Bis vor einigen Jahren behaupteten Teile der Medien in Ghana, dass die ghanaischen Komiker*innen nicht lustig seien und man deshalb Comedians aus anderen afrikanischen Ländern bevorzuge. Zu einer Zeit, als nigerianische Komiker*innen die Hauptdarsteller der Comedyszene des ghanaischen Marktes wurden, war es für ghanaische Komiker*innen sehr schwierig, akzeptiert zu werden.

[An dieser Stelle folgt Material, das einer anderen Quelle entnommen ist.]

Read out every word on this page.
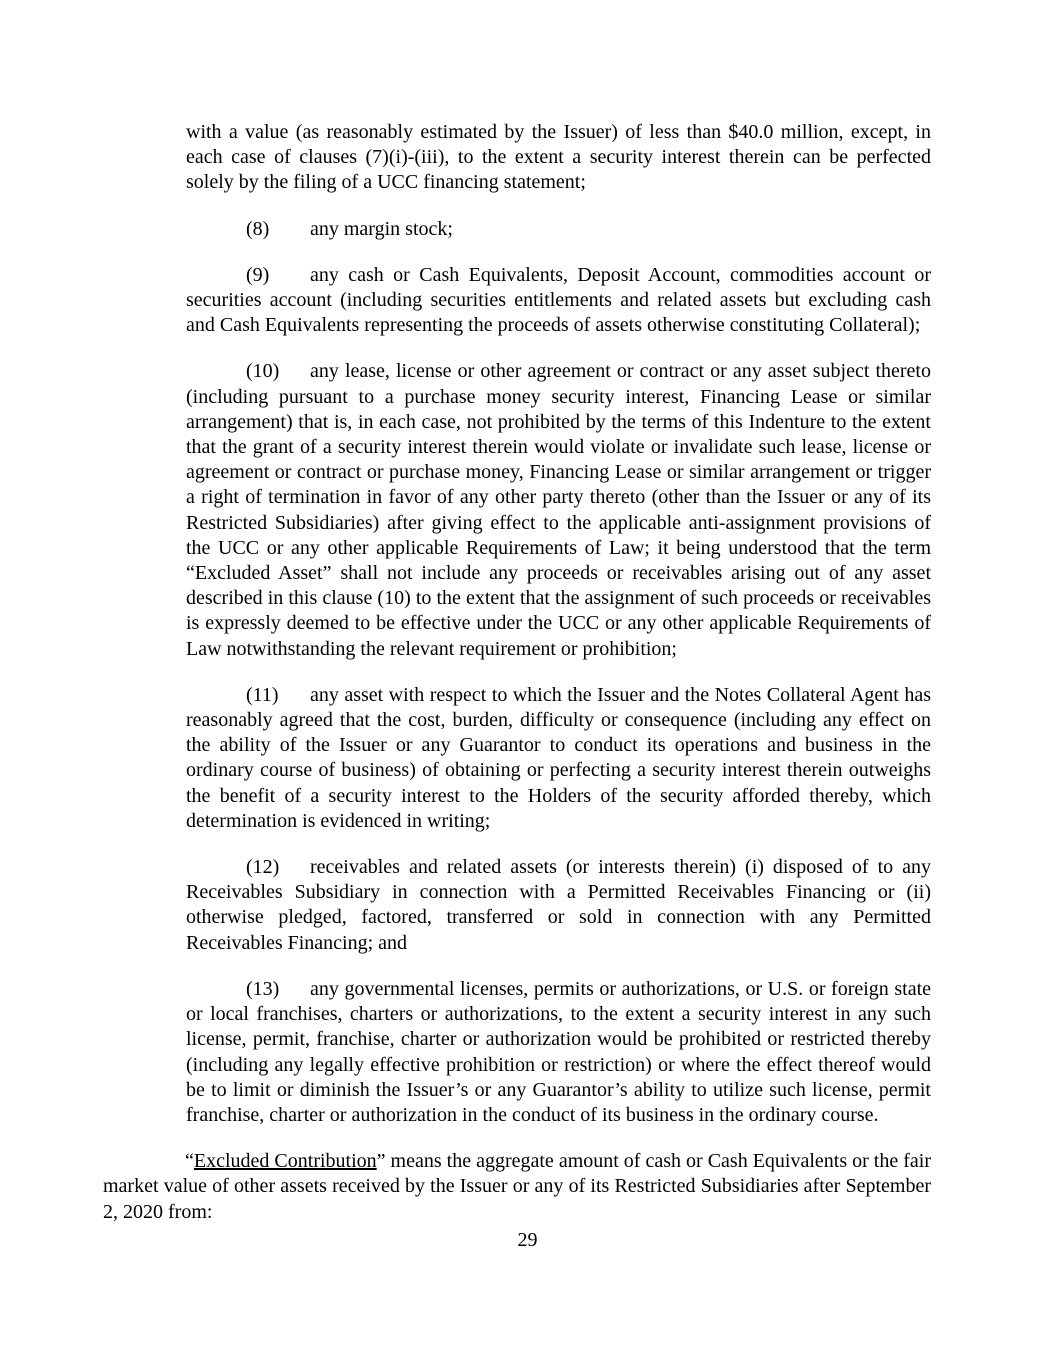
with a value (as reasonably estimated by the Issuer) of less than $40.0 million, except, in each case of clauses (7)(i)-(iii), to the extent a security interest therein can be perfected solely by the filing of a UCC financing statement;

(8) any margin stock;

(9) any cash or Cash Equivalents, Deposit Account, commodities account or securities account (including securities entitlements and related assets but excluding cash and Cash Equivalents representing the proceeds of assets otherwise constituting Collateral);

(10) any lease, license or other agreement or contract or any asset subject thereto (including pursuant to a purchase money security interest, Financing Lease or similar arrangement) that is, in each case, not prohibited by the terms of this Indenture to the extent that the grant of a security interest therein would violate or invalidate such lease, license or agreement or contract or purchase money, Financing Lease or similar arrangement or trigger a right of termination in favor of any other party thereto (other than the Issuer or any of its Restricted Subsidiaries) after giving effect to the applicable anti-assignment provisions of the UCC or any other applicable Requirements of Law; it being understood that the term “Excluded Asset” shall not include any proceeds or receivables arising out of any asset described in this clause (10) to the extent that the assignment of such proceeds or receivables is expressly deemed to be effective under the UCC or any other applicable Requirements of Law notwithstanding the relevant requirement or prohibition;

(11) any asset with respect to which the Issuer and the Notes Collateral Agent has reasonably agreed that the cost, burden, difficulty or consequence (including any effect on the ability of the Issuer or any Guarantor to conduct its operations and business in the ordinary course of business) of obtaining or perfecting a security interest therein outweighs the benefit of a security interest to the Holders of the security afforded thereby, which determination is evidenced in writing;

(12) receivables and related assets (or interests therein) (i) disposed of to any Receivables Subsidiary in connection with a Permitted Receivables Financing or (ii) otherwise pledged, factored, transferred or sold in connection with any Permitted Receivables Financing; and

(13) any governmental licenses, permits or authorizations, or U.S. or foreign state or local franchises, charters or authorizations, to the extent a security interest in any such license, permit, franchise, charter or authorization would be prohibited or restricted thereby (including any legally effective prohibition or restriction) or where the effect thereof would be to limit or diminish the Issuer’s or any Guarantor’s ability to utilize such license, permit franchise, charter or authorization in the conduct of its business in the ordinary course.

“Excluded Contribution” means the aggregate amount of cash or Cash Equivalents or the fair market value of other assets received by the Issuer or any of its Restricted Subsidiaries after September 2, 2020 from:

29
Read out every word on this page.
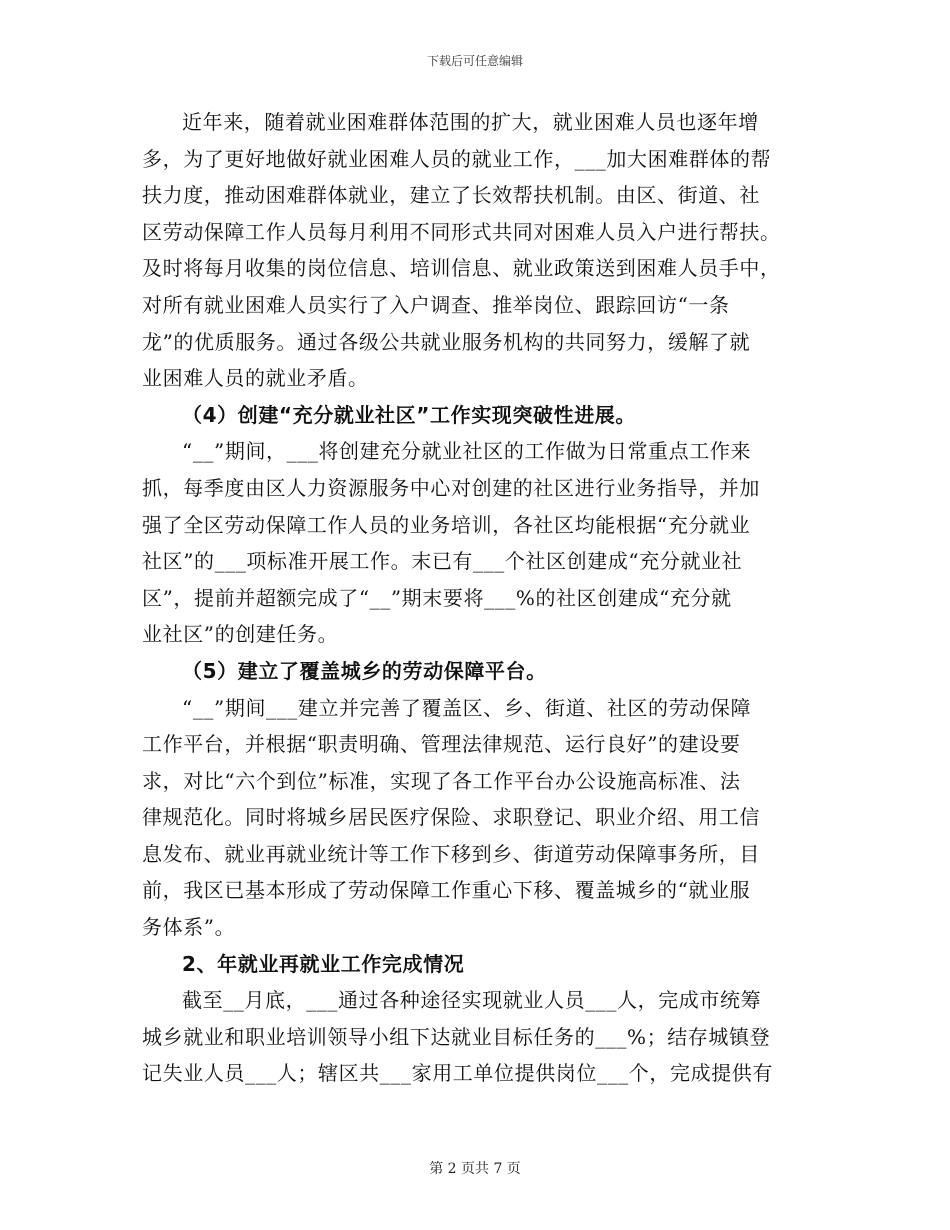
下载后可任意编辑
近年来，随着就业困难群体范围的扩大，就业困难人员也逐年增
多，为了更好地做好就业困难人员的就业工作，___加大困难群体的帮
扶力度，推动困难群体就业，建立了长效帮扶机制。由区、街道、社
区劳动保障工作人员每月利用不同形式共同对困难人员入户进行帮扶。
及时将每月收集的岗位信息、培训信息、就业政策送到困难人员手中，
对所有就业困难人员实行了入户调查、推举岗位、跟踪回访“一条
龙”的优质服务。通过各级公共就业服务机构的共同努力，缓解了就
业困难人员的就业矛盾。
（4）创建“充分就业社区”工作实现突破性进展。
“__”期间，___将创建充分就业社区的工作做为日常重点工作来
抓，每季度由区人力资源服务中心对创建的社区进行业务指导，并加
强了全区劳动保障工作人员的业务培训，各社区均能根据“充分就业
社区”的___项标准开展工作。末已有___个社区创建成“充分就业社
区”，提前并超额完成了“__”期末要将___%的社区创建成“充分就
业社区”的创建任务。
（5）建立了覆盖城乡的劳动保障平台。
“__”期间___建立并完善了覆盖区、乡、街道、社区的劳动保障
工作平台，并根据“职责明确、管理法律规范、运行良好”的建设要
求，对比“六个到位”标准，实现了各工作平台办公设施高标准、法
律规范化。同时将城乡居民医疗保险、求职登记、职业介绍、用工信
息发布、就业再就业统计等工作下移到乡、街道劳动保障事务所，目
前，我区已基本形成了劳动保障工作重心下移、覆盖城乡的“就业服
务体系”。
2、年就业再就业工作完成情况
截至__月底，___通过各种途径实现就业人员___人，完成市统筹
城乡就业和职业培训领导小组下达就业目标任务的___%；结存城镇登
记失业人员___人；辖区共___家用工单位提供岗位___个，完成提供有
第 2 页共 7 页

Nach der Ära der Slapstick-Comedy begannen einige junge Komiker*innen, Comedy auf Englisch zu machen. Es gab David Oscar  Foster Romanus und Percy  Was sie taten, war jedoch nicht völlig neu; Tommy Annan ForsonKweku Sintim Misa/KSM und einige andere waren auch schon früher mit dieser Idee unterwegs.

 

“Ob es euch gefällt oder nicht, die ghanaische Comedy hat sich durchgesetzt!” – Foster Romanus

 

Aber David Oscar und seine Kolleg*innen waren nicht beliebt. Sie konnten den/die gewöhnlichen Ghanaer*in, welche nigerianische Comedy gewohnt waren, nicht beeindrucken. Dies entmutigte die ghanaischen Komiker*innen jedoch nicht. David Oscar und seine Kolleg*innen nahmen die Herausforderung an und organisierten weiterhin ihre eigenen Shows, um den Leuten zu beweisen, dass sie es können. Heute kann sich Ghana rühmen, einige ziemlich gute Comedians zu haben, darunter OB Amponsah , Clemento Suarez , Jacinta , Lekzy DeComic , DKB , Comedian Waris und einige andere. 

Ende gut alles gut

Die ghanaischen Comedians reisen inzwischen nach Nigeria und können ganze Veranstaltungen mit hunderten Besucher*innen begeistern. Die Organisatoren haben ein gewisses Vertrauen in die ghanaischen Comedians gewonnen, dass man sie buchen kann und trotzdem positives Feedback der Zuschauer*innen bekommen wird. Die meisten dieser Stand-ups haben ihren Auftritten Sketche hinzugefügt, die diese lebendiger machen.

 

Es ist nicht übertrieben zu sagen, dass sich die Branche von einem Zustand des “Nichts” zu einem hoffnungsvollen Zustand des “Etwas” gewandelt hat, wobei sich viele der Comedians immer mehr etablieren und weiterentwickeln. Darüber hinaus kann der Beitrag von Charter House zur Schaffung einer echten Plattform, die “Night of a Thousand Laughs”, die ein dynamischer Nährboden für angehende Stand-Up-Comedians bietet, nicht genug betont werden.